Il  Tar Calabria con Ordinanza n. 1419/2024 ha sospeso l'efficacia della revoca contro la Asd Sant'Onofrio, fino al pronunciamento della sentenza. Il Comune di Sant'Onofrio il 19 agosto, in pieno periodo estivo ha proposto la terza revoca della gestione dell'impianto comunale. "Il tecnico comunale - si legge in una nota della società sportiva -  invece di risolvere i problemi dell'Ente e pagare velocemente la ditta che ha già eseguito quasi tutti i lavori e mettere il campo in sicurezza, ha determinato, unilateralmente, la chiusura delle attività sportive". Il Tar ha condannato ancora una volta il comune di Sant'Onofrio alle spese di giudizio per altri 1.000 euro, oltre alle spese generali. Tali spese, che gravano sui bilanci dell'Ente, si sommano a quelli già stabiliti dallo stesso Tar con la Sentenza del 1° luglio scoro, allorquando i giudici hanno annullato gli atti amministrativi del comune, dichiarando legittimi quelli della passata amministrazione, dei precedenti tecnici comunali e di Asd Sant'Onofrio. "Noi - scrive il presidente dell'Asd Sant'Onofrio  Franco Ciancio - l'avevamo detto anche durante il consiglio comunale aperto che il sindaco si sbaglia quando dice e fa scrivere che la Asd commette irregolarità, ma tant'è, il Comune continua a produrre atti contro la nostra Società sportiva, mentre il Tar continua a darci ragione. Ora gli animi dovranno pur calmarsi e far prevalere il buon senso e la ragione. È tempo di riflettere da parte di tutti e, in primis, da parte del sindaco e degli amministratori. E noi siamo qui ad aspettare che lo facciano".
È del 19 settembre l'ulteriore atto contro la Asd Sant'Onofrio, "che questa volta proietta la sua azione contro l'intera comunità santonofrese, costringendo la prima squadra non solo a giocare a Filogaso, ma anche ad allenarsi. Ma anche le famiglie sono in difficoltà, perché sono costrette a portare i gigli minorenni a Maierato".

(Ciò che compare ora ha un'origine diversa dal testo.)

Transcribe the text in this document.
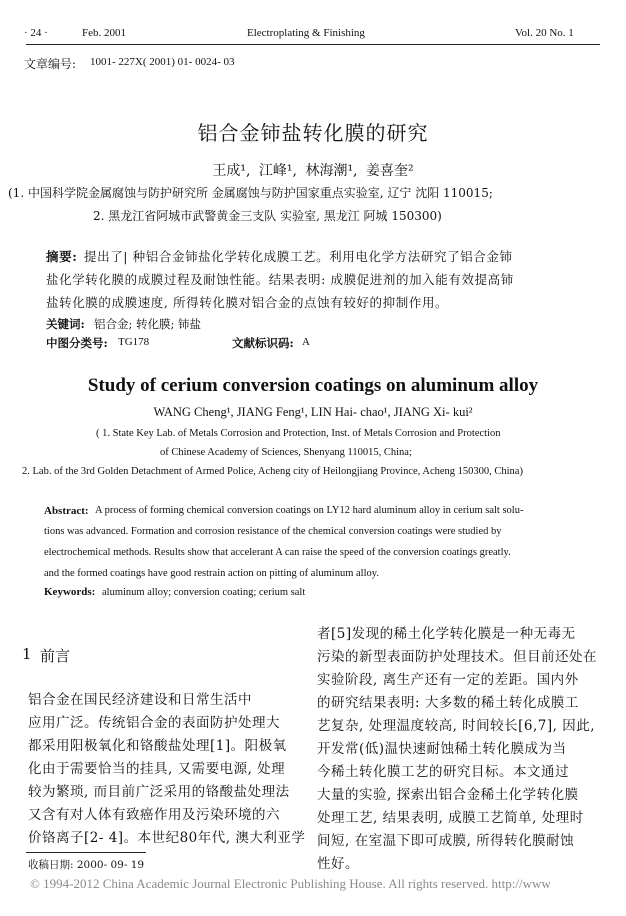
· 24 ·	Feb. 2001	Electroplating & Finishing	Vol. 20 No. 1
文章编号: 1001- 227X( 2001) 01- 0024- 03
铝合金铈盐转化膜的研究
王成¹, 江峰¹, 林海潮¹, 姜喜奎²
(1. 中国科学院金属腐蚀与防护研究所 金属腐蚀与防护国家重点实验室, 辽宁 沈阳 110015;
2. 黑龙江省阿城市武警黄金三支队 实验室, 黑龙江 阿城 150300)
摘要: 提出了| 种铝合金铈盐化学转化成膜工艺。利用电化学方法研究了铝合金铈
盐化学转化膜的成膜过程及耐蚀性能。结果表明: 成膜促进剂的加入能有效提高铈
盐转化膜的成膜速度, 所得转化膜对铝合金的点蚀有较好的抑制作用。
关键词: 铝合金; 转化膜; 铈盐
中图分类号: TG178	文献标识码: A
Study of cerium conversion coatings on aluminum alloy
WANG Cheng¹, JIANG Feng¹, LIN Hai- chao¹, JIANG Xi- kui²
( 1. State Key Lab. of Metals Corrosion and Protection, Inst. of Metals Corrosion and Protection
of Chinese Academy of Sciences, Shenyang 110015, China;
2. Lab. of the 3rd Golden Detachment of Armed Police, Acheng city of Heilongjiang Province, Acheng 150300, China)
Abstract: A process of forming chemical conversion coatings on LY12 hard aluminum alloy in cerium salt solu-
tions was advanced. Formation and corrosion resistance of the chemical conversion coatings were studied by
electrochemical methods. Results show that accelerant A can raise the speed of the conversion coatings greatly.
and the formed coatings have good restrain action on pitting of aluminum alloy.
Keywords: aluminum alloy; conversion coating; cerium salt
1 前言
铝合金在国民经济建设和日常生活中
应用广泛。传统铝合金的表面防护处理大
都采用阳极氧化和铬酸盐处理[1]。阳极氧
化由于需要恰当的挂具, 又需要电源, 处理
较为繁琐, 而目前广泛采用的铬酸盐处理法
又含有对人体有致癌作用及污染环境的六
价铬离子[2- 4]。本世纪80年代, 澳大利亚学
者[5]发现的稀土化学转化膜是一种无毒无
污染的新型表面防护处理技术。但目前还处在
实验阶段, 离生产还有一定的差距。国内外
的研究结果表明: 大多数的稀土转化成膜工
艺复杂, 处理温度较高, 时间较长[6,7], 因此,
开发常(低)温快速耐蚀稀土转化膜成为当
今稀土转化膜工艺的研究目标。本文通过
大量的实验, 探索出铝合金稀土化学转化膜
处理工艺, 结果表明, 成膜工艺简单, 处理时
间短, 在室温下即可成膜, 所得转化膜耐蚀
性好。
收稿日期: 2000- 09- 19
© 1994-2012 China Academic Journal Electronic Publishing House. All rights reserved. http://www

La Asd Sant'Onofrio coglie l'occasione "per ringraziare i due sindaci di Filogaso e di Maierato per l'ospitalità manifestata, toccasana in questo momento di forte difficoltà per l'intera comunità sportiva di Sant'Onofrio. Il tecnico comunale, alla chetichella, curiosamente poco prima dell'ultima Ordinanza, in data 12 settembre, effettua un sopralluogo al campo, in sordina, senza invitare né il gestore dell'impianto né il direttore dei lavori in corso né la ditta che sta eseguendo i lavori. A seguito del sopralluogo (utile a parere dell'amministrazione a puntellare la difesa davanti al Tar, evidentemente debole), il tecnico nominato dal sindaco ci ha notificato la determina n. 155/24 che dispone la chiusura temporanea dell'impianto sportivo per motivi di sicurezza. Ora le condizioni dello stadio "Rizzo" sono le stesse dell'anno scorso e l'anno scorso il sindaco ci ha autorizzati a giocare. La questione appare perlomeno curiosa. Se solo il Comune avesse interpellato noi e la ditta e il direttore dei lavori, è certo che avremmo suggerito che le questioni di sicurezza più importanti sono legate al fatto che i lavori in corso sono sospesi (inspiegabilmente) da aprile del 2023 e il committente è lo stesso comune. Dunque, avremmo dello al tecnico comunale che basterebbe concludere i pochi lavori mancanti (p. es. pannelli di recinzione e cancelli) e il campo sarebbe pronto all'uso, non solo per gli allenamenti, ma anche per le gare. E se mancasse qualcos'altro, potremmo stabilire cosa e tutti insieme affrontare e risolvere le problematiche. Per noi l'unico obiettivo rimane quello di far utilizzare il campo ai bambini, ai ragazzi, agli adulti, ai calciatori, alle Società sportive, ai cittadini. Ci sentiamo in dovere di mandare un ulteriore messaggio agli amministratori, alle istituzioni, alla comunità: noi siamo stanchi si continuare a difenderci dal nostro stesso Ente locale, che invece dovrebbe patrocinare gli eventi e le locali Società e supportare tutte le Associazioni presenti sul territorio. È finito il tempo delle lotte: ora dobbiamo riveder la luce".